The group warned that austerity drives across Europe, which have seen medicine prices slashed by more than 7 per cent, will impact the development of new drugs across the continent.
Glaxo issued the warning as it announced moves to overhaul its European business to weather difficult trading conditions.
It said it was unclear if there would be any impact on jobs and would give further details of the review before the end of the year.
But it stressed it continued to expect to increase staff numbers over the next two years in the UK, where it is headquartered and currently employs around 15,000 people.
The group has around 23,000 staff across Europe, excluding the UK.
Third quarter sales slumped 9 per cent in Europe, largely as a result of government cutbacks, which dragged on the wider group performance, with overall sales down by 5 per cent to £6.5bn.

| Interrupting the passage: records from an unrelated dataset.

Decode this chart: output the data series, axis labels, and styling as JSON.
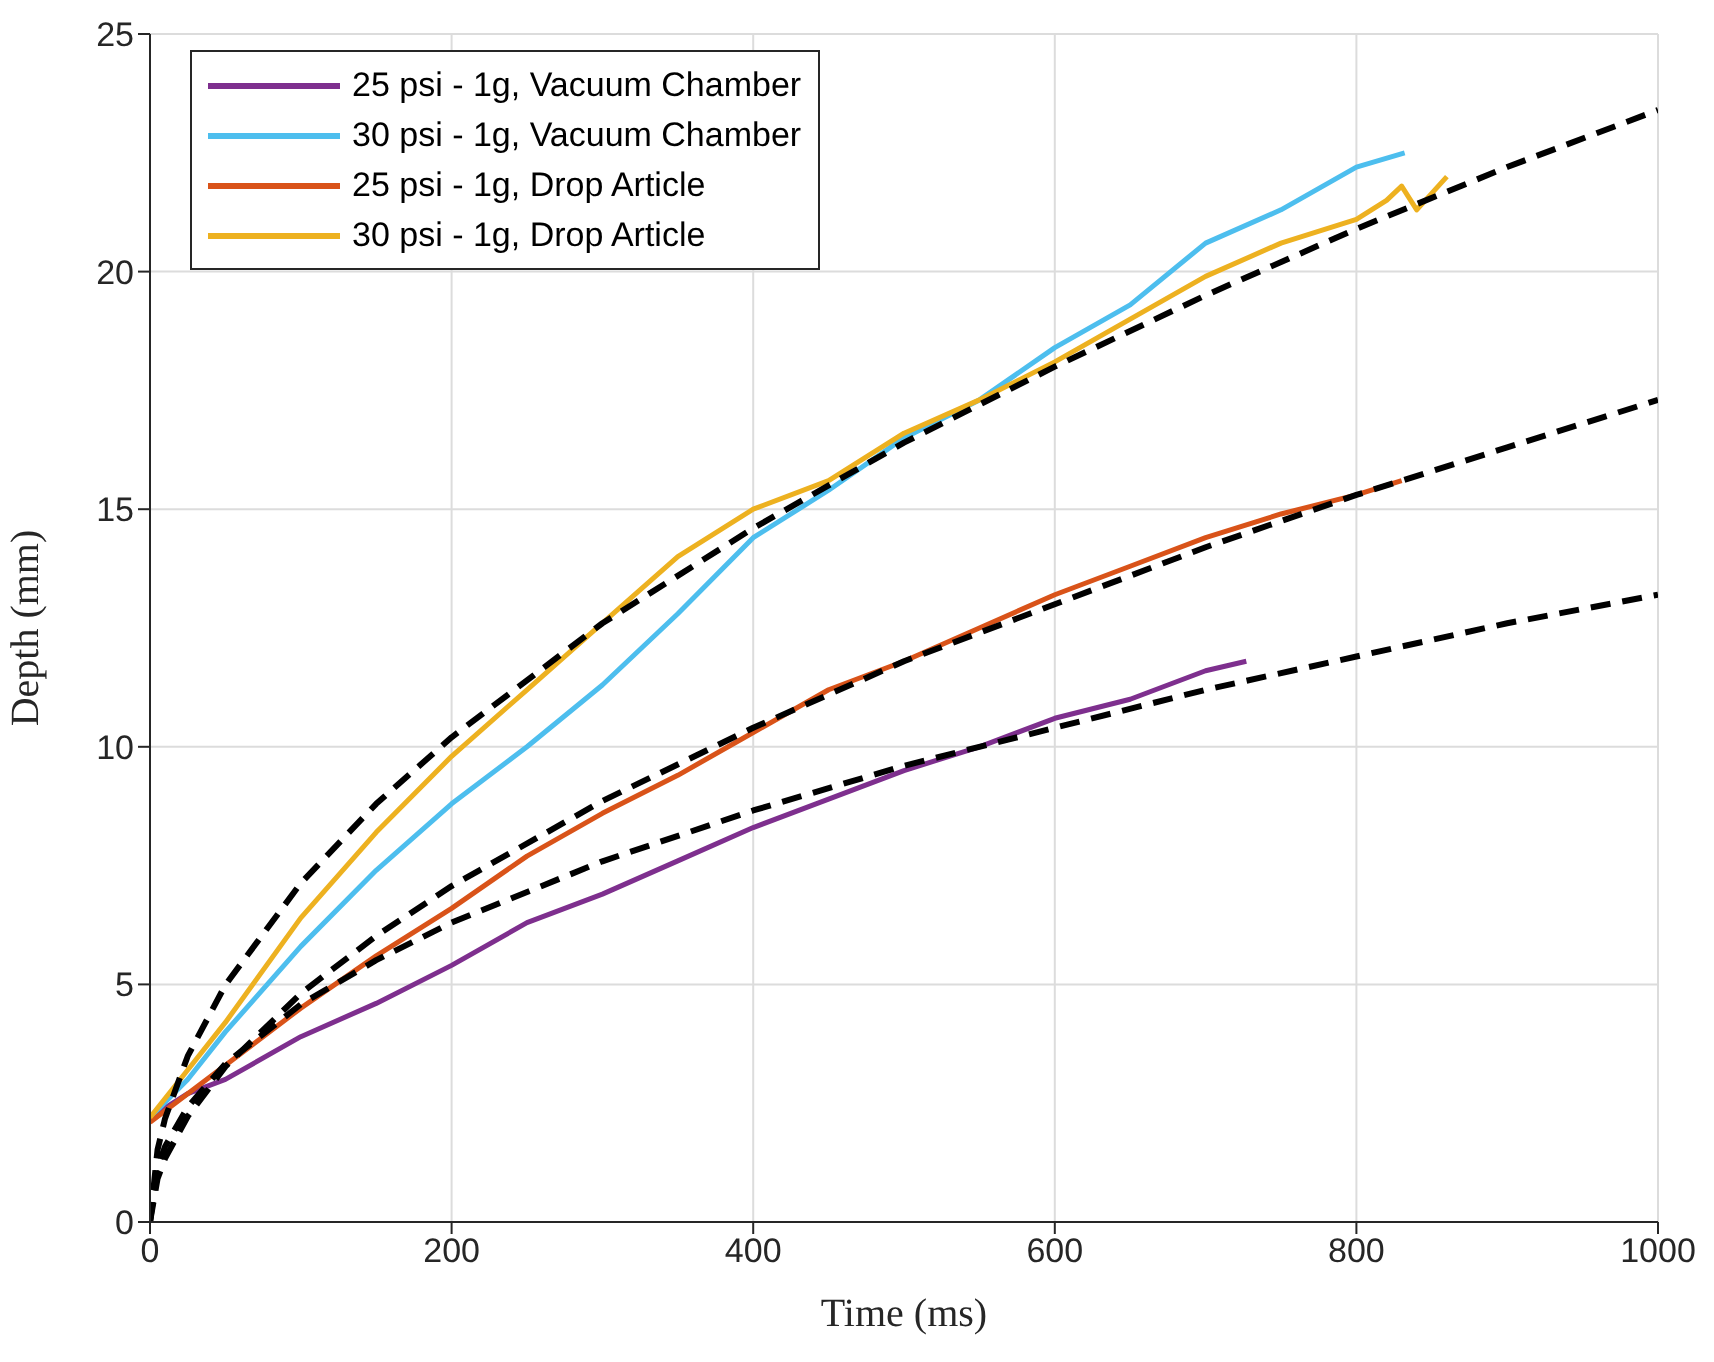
{
  "chart_data": {
    "type": "line",
    "xlabel": "Time (ms)",
    "ylabel": "Depth (mm)",
    "xlim": [
      0,
      1000
    ],
    "xticks": [
      0,
      200,
      400,
      600,
      800,
      1000
    ],
    "ylim": [
      0,
      25
    ],
    "yticks": [
      0,
      5,
      10,
      15,
      20,
      25
    ],
    "grid": true,
    "legend": "top left",
    "series": [
      {
        "name": "25 psi - 1g, Vacuum Chamber",
        "color": "#7e2f8e",
        "x": [
          0,
          25,
          50,
          100,
          150,
          200,
          250,
          300,
          350,
          400,
          450,
          500,
          550,
          600,
          650,
          700,
          727
        ],
        "values": [
          2.2,
          2.7,
          3.0,
          3.9,
          4.6,
          5.4,
          6.3,
          6.9,
          7.6,
          8.3,
          8.9,
          9.5,
          10.0,
          10.6,
          11.0,
          11.6,
          11.8
        ]
      },
      {
        "name": "30 psi - 1g, Vacuum Chamber",
        "color": "#4dbeee",
        "x": [
          0,
          25,
          50,
          100,
          150,
          200,
          250,
          300,
          350,
          400,
          450,
          500,
          550,
          600,
          650,
          700,
          750,
          800,
          832
        ],
        "values": [
          2.2,
          3.0,
          4.0,
          5.8,
          7.4,
          8.8,
          10.0,
          11.3,
          12.8,
          14.4,
          15.4,
          16.5,
          17.3,
          18.4,
          19.3,
          20.6,
          21.3,
          22.2,
          22.5
        ]
      },
      {
        "name": "25 psi - 1g, Drop Article",
        "color": "#d95319",
        "x": [
          0,
          25,
          50,
          100,
          150,
          200,
          250,
          300,
          350,
          400,
          450,
          500,
          550,
          600,
          650,
          700,
          750,
          800,
          830
        ],
        "values": [
          2.1,
          2.7,
          3.3,
          4.5,
          5.6,
          6.6,
          7.7,
          8.6,
          9.4,
          10.3,
          11.2,
          11.8,
          12.5,
          13.2,
          13.8,
          14.4,
          14.9,
          15.3,
          15.6
        ]
      },
      {
        "name": "30 psi - 1g, Drop Article",
        "color": "#edb120",
        "x": [
          0,
          25,
          50,
          100,
          150,
          200,
          250,
          300,
          350,
          400,
          450,
          500,
          550,
          600,
          650,
          700,
          750,
          800,
          820,
          830,
          840,
          860
        ],
        "values": [
          2.2,
          3.2,
          4.2,
          6.4,
          8.2,
          9.8,
          11.2,
          12.6,
          14.0,
          15.0,
          15.6,
          16.6,
          17.3,
          18.1,
          19.0,
          19.9,
          20.6,
          21.1,
          21.5,
          21.8,
          21.3,
          22.0
        ]
      },
      {
        "color": "#000000",
        "line_style": "dashed",
        "x": [
          0,
          5,
          10,
          25,
          50,
          100,
          150,
          200,
          300,
          400,
          500,
          600,
          700,
          800,
          900,
          1000
        ],
        "values": [
          0,
          1.52,
          2.18,
          3.49,
          4.99,
          7.13,
          8.8,
          10.2,
          12.6,
          14.6,
          16.4,
          18.0,
          19.5,
          20.9,
          22.2,
          23.4
        ]
      },
      {
        "color": "#000000",
        "line_style": "dashed",
        "x": [
          0,
          5,
          10,
          25,
          50,
          100,
          150,
          200,
          300,
          400,
          500,
          600,
          700,
          800,
          900,
          1000
        ],
        "values": [
          0,
          0.91,
          1.34,
          2.22,
          3.27,
          4.81,
          6.02,
          7.07,
          8.86,
          10.4,
          11.8,
          13.0,
          14.2,
          15.3,
          16.3,
          17.3
        ]
      },
      {
        "color": "#000000",
        "line_style": "dashed",
        "x": [
          0,
          5,
          10,
          25,
          50,
          100,
          150,
          200,
          300,
          400,
          500,
          600,
          700,
          800,
          900,
          1000
        ],
        "values": [
          0,
          1.15,
          1.59,
          2.42,
          3.33,
          4.58,
          5.51,
          6.3,
          7.59,
          8.66,
          9.6,
          10.4,
          11.2,
          11.9,
          12.6,
          13.2
        ]
      }
    ]
  }
}
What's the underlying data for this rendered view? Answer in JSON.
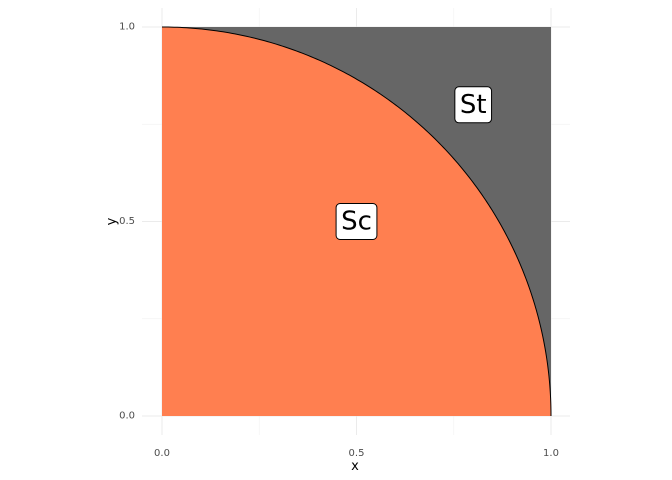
{
  "chart_data": {
    "type": "area",
    "title": "",
    "xlabel": "x",
    "ylabel": "y",
    "xlim": [
      0,
      1
    ],
    "ylim": [
      0,
      1
    ],
    "x_ticks": [
      0.0,
      0.5,
      1.0
    ],
    "x_tick_labels": [
      "0.0",
      "0.5",
      "1.0"
    ],
    "y_ticks": [
      0.0,
      0.5,
      1.0
    ],
    "y_tick_labels": [
      "0.0",
      "0.5",
      "1.0"
    ],
    "grid": true,
    "legend": "none",
    "regions": [
      {
        "name": "St",
        "description_fill": "#666666",
        "boundary": "unit square [0,1]x[0,1] minus quarter circle",
        "label": "St",
        "label_x": 0.8,
        "label_y": 0.8
      },
      {
        "name": "Sc",
        "description_fill": "#ff7f50",
        "boundary": "quarter circle x^2 + y^2 <= 1",
        "label": "Sc",
        "label_x": 0.5,
        "label_y": 0.5
      }
    ]
  },
  "colors": {
    "square": "#666666",
    "circle": "#ff7f50",
    "grid": "#ebebeb",
    "label_box": "#ffffff"
  }
}
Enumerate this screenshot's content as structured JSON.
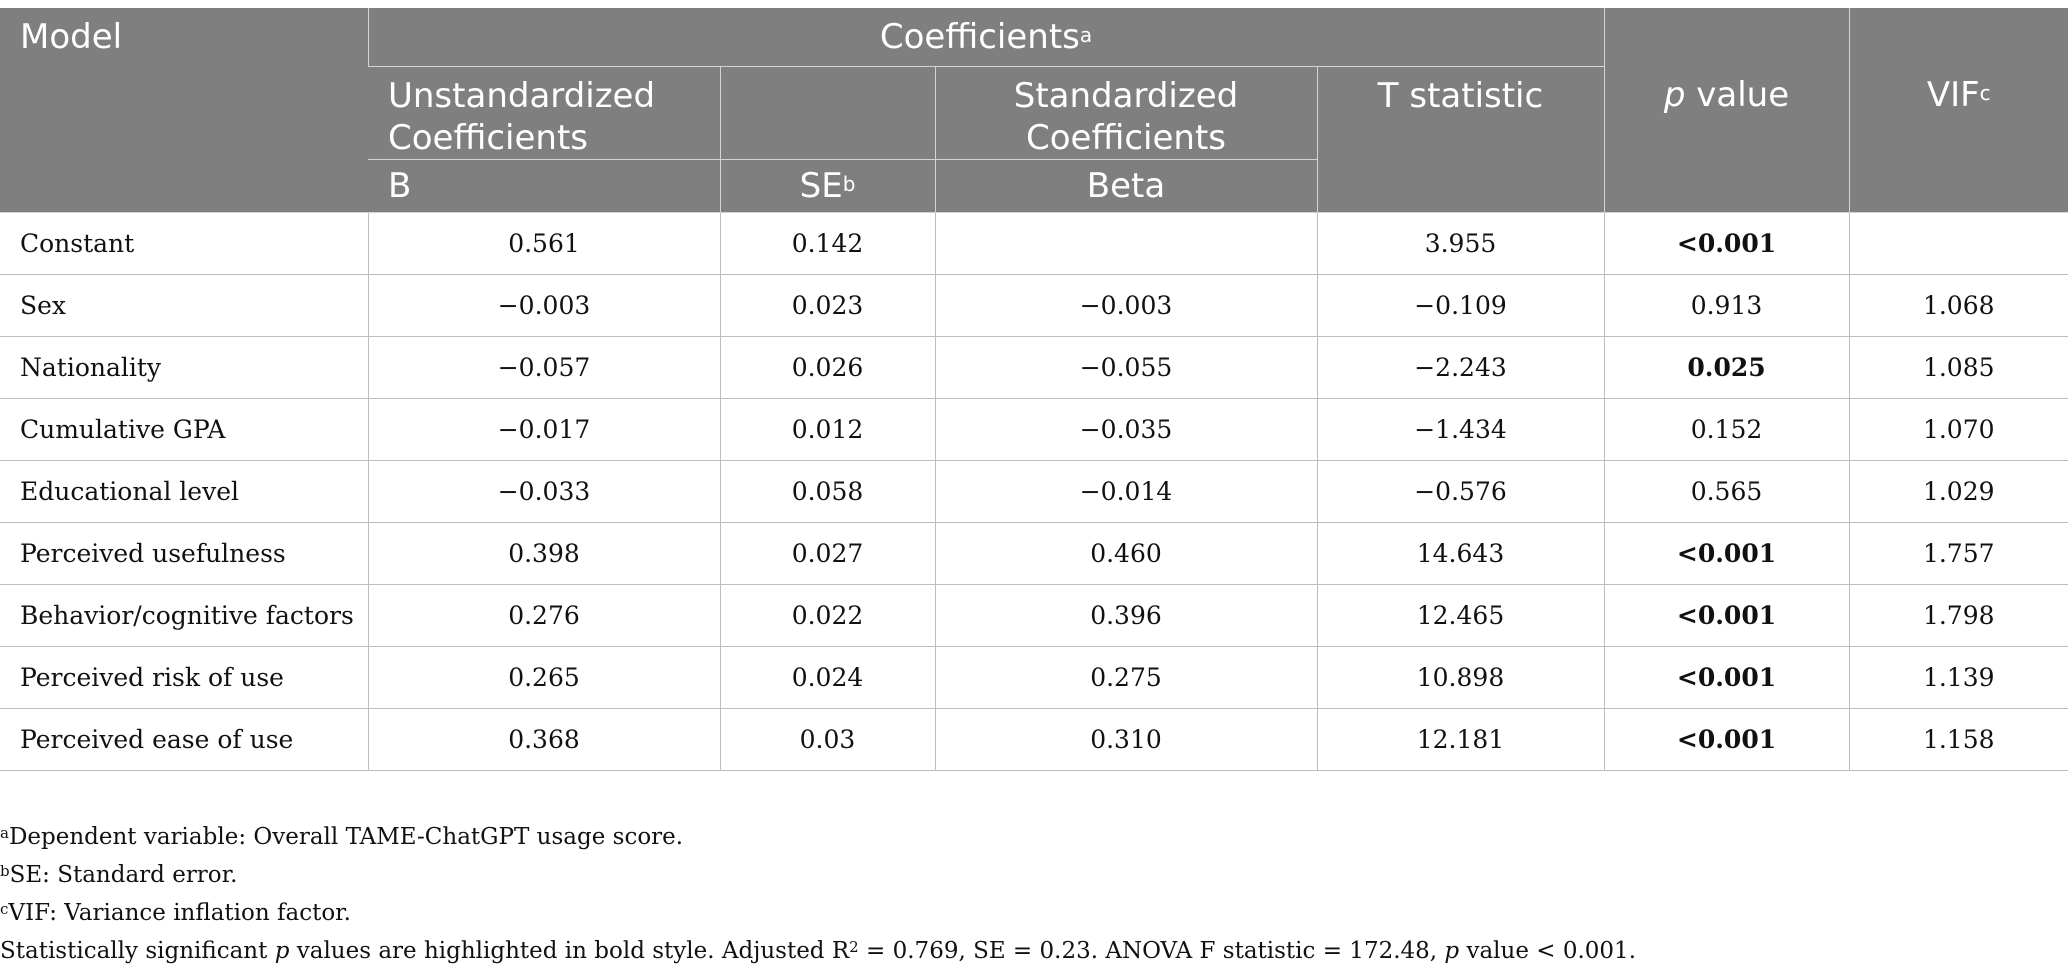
{
  "header": {
    "model": "Model",
    "coefficients": "Coefficients",
    "coefficients_sup": "a",
    "unstandardized": "Unstandardized Coefficients",
    "standardized": "Standardized Coefficients",
    "t_statistic": "T statistic",
    "p_italic": "p",
    "p_rest": " value",
    "vif": "VIF",
    "vif_sup": "c",
    "b": "B",
    "se": "SE",
    "se_sup": "b",
    "beta": "Beta"
  },
  "rows": [
    {
      "model": "Constant",
      "b": "0.561",
      "se": "0.142",
      "beta": "",
      "t": "3.955",
      "p": "<0.001",
      "vif": ""
    },
    {
      "model": "Sex",
      "b": "−0.003",
      "se": "0.023",
      "beta": "−0.003",
      "t": "−0.109",
      "p": "0.913",
      "vif": "1.068"
    },
    {
      "model": "Nationality",
      "b": "−0.057",
      "se": "0.026",
      "beta": "−0.055",
      "t": "−2.243",
      "p": "0.025",
      "vif": "1.085"
    },
    {
      "model": "Cumulative GPA",
      "b": "−0.017",
      "se": "0.012",
      "beta": "−0.035",
      "t": "−1.434",
      "p": "0.152",
      "vif": "1.070"
    },
    {
      "model": "Educational level",
      "b": "−0.033",
      "se": "0.058",
      "beta": "−0.014",
      "t": "−0.576",
      "p": "0.565",
      "vif": "1.029"
    },
    {
      "model": "Perceived usefulness",
      "b": "0.398",
      "se": "0.027",
      "beta": "0.460",
      "t": "14.643",
      "p": "<0.001",
      "vif": "1.757"
    },
    {
      "model": "Behavior/cognitive factors",
      "b": "0.276",
      "se": "0.022",
      "beta": "0.396",
      "t": "12.465",
      "p": "<0.001",
      "vif": "1.798"
    },
    {
      "model": "Perceived risk of use",
      "b": "0.265",
      "se": "0.024",
      "beta": "0.275",
      "t": "10.898",
      "p": "<0.001",
      "vif": "1.139"
    },
    {
      "model": "Perceived ease of use",
      "b": "0.368",
      "se": "0.03",
      "beta": "0.310",
      "t": "12.181",
      "p": "<0.001",
      "vif": "1.158"
    }
  ],
  "notes": {
    "a_sup": "a",
    "a_text": "Dependent variable: Overall TAME-ChatGPT usage score.",
    "b_sup": "b",
    "b_text": "SE: Standard error.",
    "c_sup": "c",
    "c_text": "VIF: Variance inflation factor.",
    "sig_1": "Statistically significant ",
    "sig_p1": "p",
    "sig_2": " values are highlighted in bold style. Adjusted R",
    "sig_sup": "2",
    "sig_3": " = 0.769, SE = 0.23. ANOVA F statistic = 172.48, ",
    "sig_p2": "p",
    "sig_4": " value < 0.001."
  }
}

Glaxo said that while it hoped better performances in emerging markets and Asia would see a return to sales growth in the fourth quarter, the worse-than-expected conditions in Europe will mean full year sales are likely to remain flat against previous forecasts for an increase of around 2 per cent.
Sir Andrew Witty, chief executive of Glaxo, said: “There’s a risk that these aggressive price reductions are going to undermine the incentive for innovation in Europe.”
He added: “It’s not reasonable for governments to believe they can continue to make these sorts of price reductions and delay new medicines without having unintended consequences.”
Prices have been worst affected in Greece and Germany, but Glaxo said governments cross-reference their prices across Europe, which means one country can influence the whole continent.
It added that systems for getting new medicines on to the market were also impacting business, in particular in the UK.
Glaxo posted a 13 per cent fall in underlying operating profits to £2bn in the third quarter, when exchange rate movements are stripped out.
It is cutting costs across the group to offset tough trading conditions and the impact of competition from cheaper generic rivals and said it had delivered savings of around £2.5bn of the £2.8bn targeted by 2014.